Bancari: una sentenza da considerare
Di seguito riportiamo una nota a cura della Consulta Giuridica della Fisac Cgil che tratta di un licenziamento relativo a fatti occorsi nel 2015 ed oggi definitivamente passato in giudicato.
Vi invitiamo a leggere con attenzione l’articolo in quanto esso rappresenta uno spaccato interessante, anche se per fortuna infrequente, di uno dei tanti rischi che si corrono nel nostro lavoro, talvolta senza nemmeno rendersene conto.
Non conosciamo il caso nei dettagli e non siamo in grado di sapere se esso si sostanzi anche di elementi dolosi ma certamente esso mette in evidenza come anche in una delle operazioni più semplici ed apparentemente innocue come la consultazione della posizione di un cliente, si possano intravedere estremi di “pericolosità”. Oltretutto, proprio in questi giorni, abbiamo aggiornato con la Banca un accordo del 2014 riguardante proprio queste tematiche.
La migrazione informatica a Cedacri ha reso necessario questo passaggio che nella sostanza non ha apportato modifiche significative alla situazione preesistente ma si è reso necessario per conformarsi alle nuove caratteristiche della piattaforma adottata. E’ opportuno far notare che le nuove procedure consentono di avere una serie di informazioni e di accessi più ampi rispetto a prima, per esempio la posizione completa cliente con la semplice interrogazione nominativa, anche in termini di visibilità patrimoniale e ciò estende anche l’opportunità di operare solo in caso di effettiva necessità.

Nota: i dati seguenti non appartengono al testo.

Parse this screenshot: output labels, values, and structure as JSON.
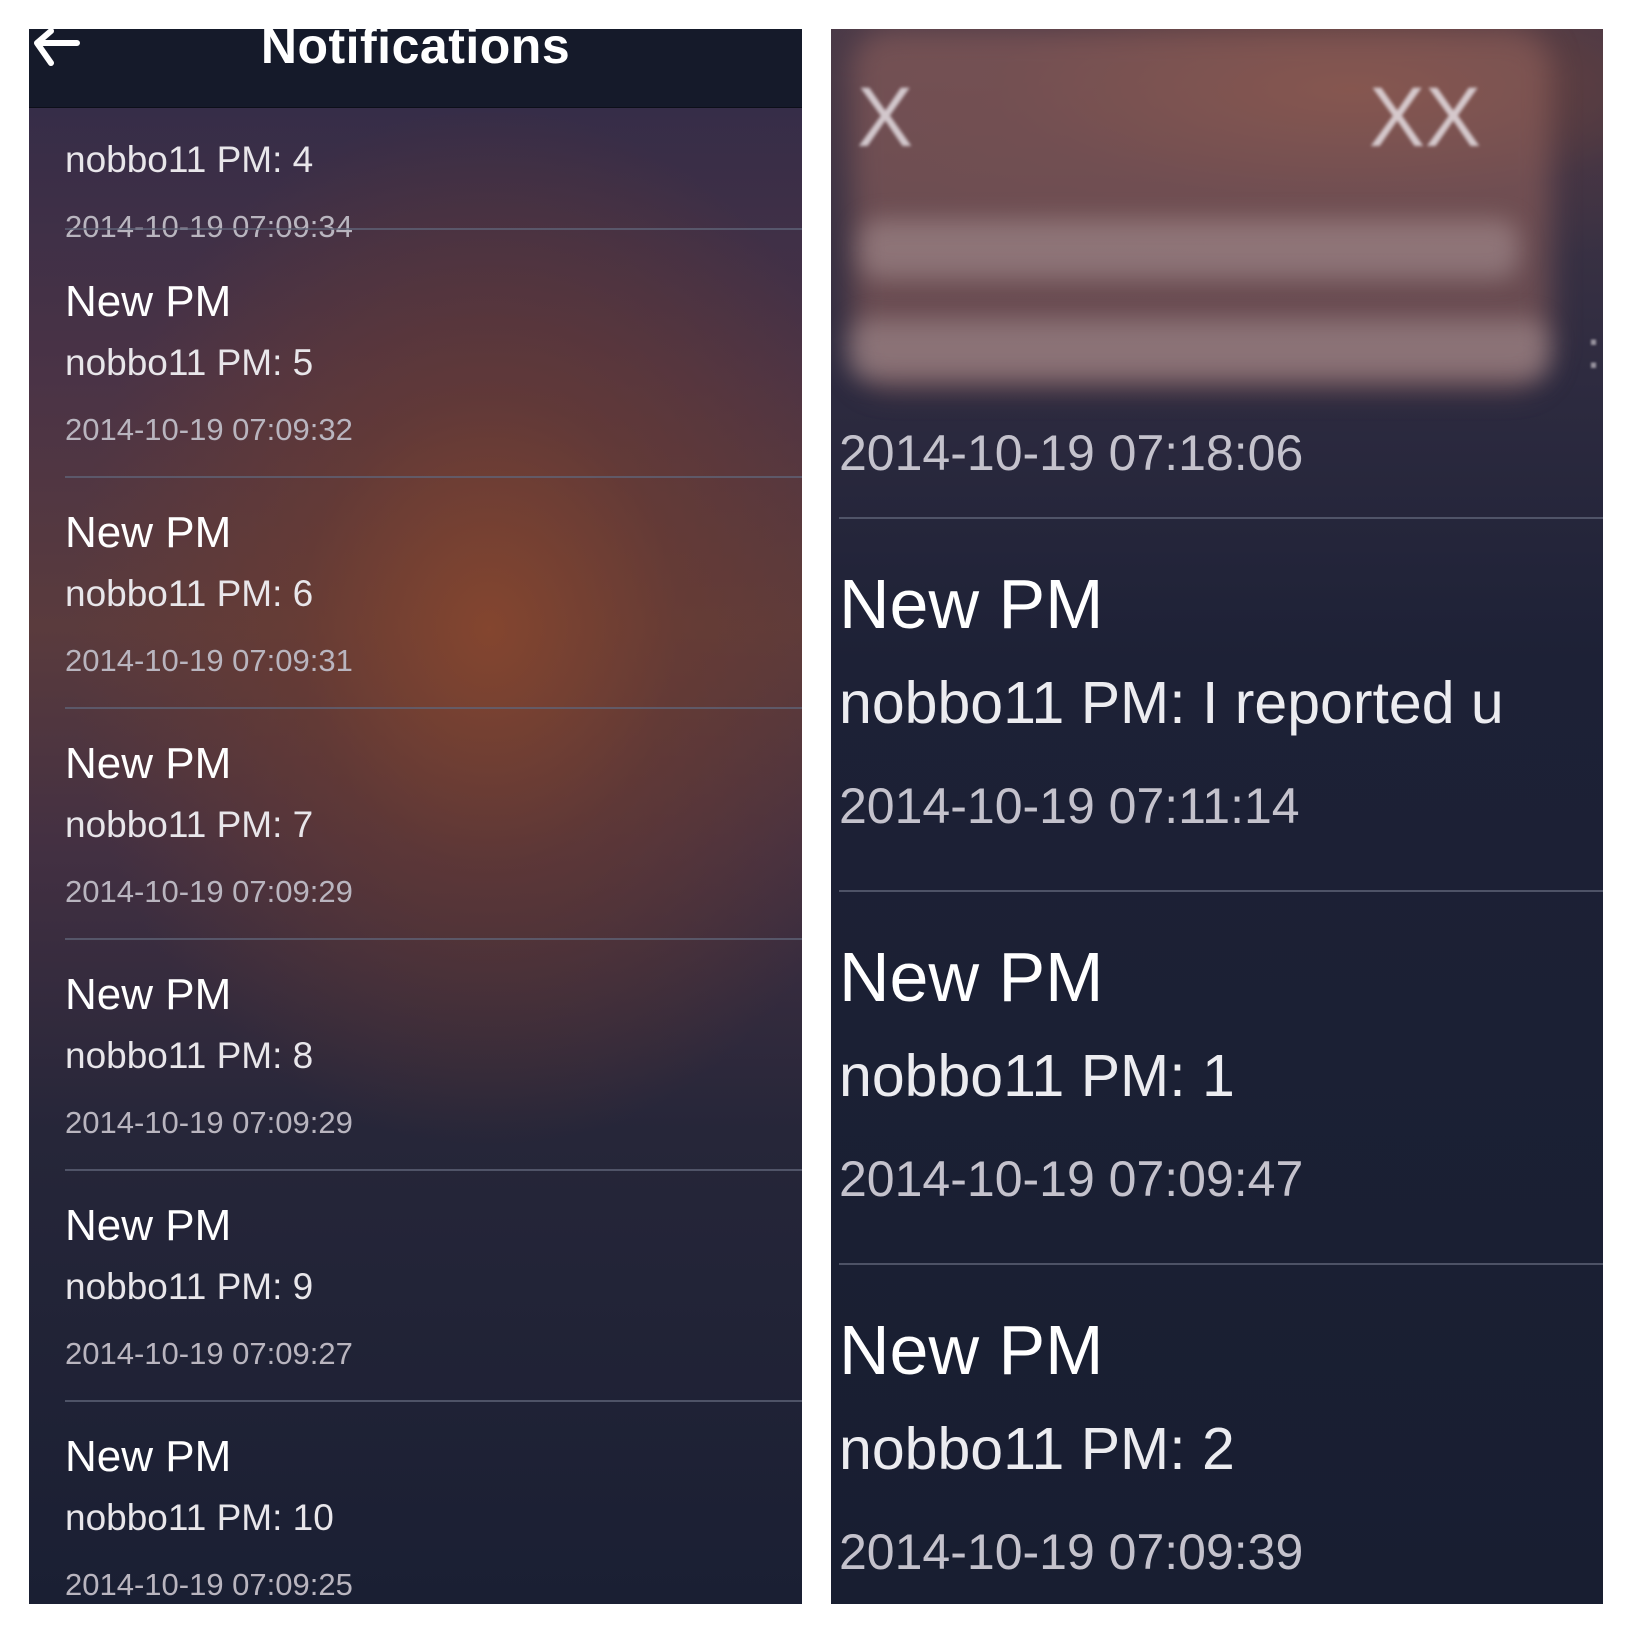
{
  "left": {
    "nav": {
      "title": "Notifications",
      "back_icon": "back-arrow-icon"
    },
    "partial_item": {
      "message": "nobbo11 PM: 4",
      "time": "2014-10-19 07:09:34"
    },
    "items": [
      {
        "title": "New PM",
        "message": "nobbo11 PM: 5",
        "time": "2014-10-19 07:09:32"
      },
      {
        "title": "New PM",
        "message": "nobbo11 PM: 6",
        "time": "2014-10-19 07:09:31"
      },
      {
        "title": "New PM",
        "message": "nobbo11 PM: 7",
        "time": "2014-10-19 07:09:29"
      },
      {
        "title": "New PM",
        "message": "nobbo11 PM: 8",
        "time": "2014-10-19 07:09:29"
      },
      {
        "title": "New PM",
        "message": "nobbo11 PM: 9",
        "time": "2014-10-19 07:09:27"
      },
      {
        "title": "New PM",
        "message": "nobbo11 PM: 10",
        "time": "2014-10-19 07:09:25"
      }
    ]
  },
  "right": {
    "redacted_item": {
      "marks_left": "X",
      "marks_right": "XX",
      "time": "2014-10-19 07:18:06"
    },
    "items": [
      {
        "title": "New PM",
        "message": "nobbo11 PM: I reported u",
        "time": "2014-10-19 07:11:14"
      },
      {
        "title": "New PM",
        "message": "nobbo11 PM: 1",
        "time": "2014-10-19 07:09:47"
      },
      {
        "title": "New PM",
        "message": "nobbo11 PM: 2",
        "time": "2014-10-19 07:09:39"
      }
    ]
  }
}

Ovviamente non si vuole drammatizzare una situazione pur sempre abbastanza peculiare quanto piuttosto richiamare la massima attenzione nello svolgimento della propria attività, un’attenzione che in questo periodo di emergenza, di modifica dei modi e delle abitudini lavorative e di migrazione informatica deve ancor più sollecitare atteggiamenti prudenti e non “istintivi”.
Una Lavoratrice di banca era stata licenziata nel 2015 per aver effettuato interrogazioni di conti correnti non giustificate da ragioni di servizio.
Il Tribunale di Roma e poi la Corte d’Appello di Roma avevano considerato il licenziamento legittimo. In particolare, la sentenzad’appello aveva ritenuto che i fatti contestati fossero dimostrati e che fossero tali da giustificare il licenziamento.
Ciò in ragione della rilevanza del divieto di eseguire interrogazioni sui conti correnti non sostenute da ragioni di servizio, divieto volto a prevenire danni alla riservatezza e alla sicurezza della clientela e il rischio di azioni risarcitorie ai danni della banca da parte dei clienti stessi in caso di condotte lesive di tali beni.
Inoltre, la stessa sentenza aveva ritenuto che la Banca aveva rispettato l’obbligo informativo nei confronti dei dipendenti, obbligo previsto dalla legge n. 300/1970 art. 4 (come modificato dal decreto legislativo n. 151/2015) riguardo all’uso degli strumenti informatici e dei relativi controlli sui dipendenti.
Da ultimo, la Corte di Cassazione, con la sentenza n.4871/2020, ha confermato in via definitiva il licenziamento, ritenendo condivisibili le argomentazioni della sentenza d’appello.
Inoltre, ha considerato adeguata l’informativa data ai lavoratori della banca prima dell’entrata in vigore del decreto legislativo del 2015, una volta accertato che tale informativa fosse corretta anche ai sensi della normativa del 2015, senza necessità di reiterarla.
Appare assolutamente necessario prestare la massima attenzione a evitare interrogazioni non giustificate da motivi di servizio su dati riguardanti la clientela delle banche.
Tali comportamenti possono essere accertati con facilità da ispezioni e verifiche interne ed espongono al rischio di sanzioni disciplinari assai gravi sino al licenziamento, sanzioni che la giurisprudenza considera pienamente giustificate e legittime.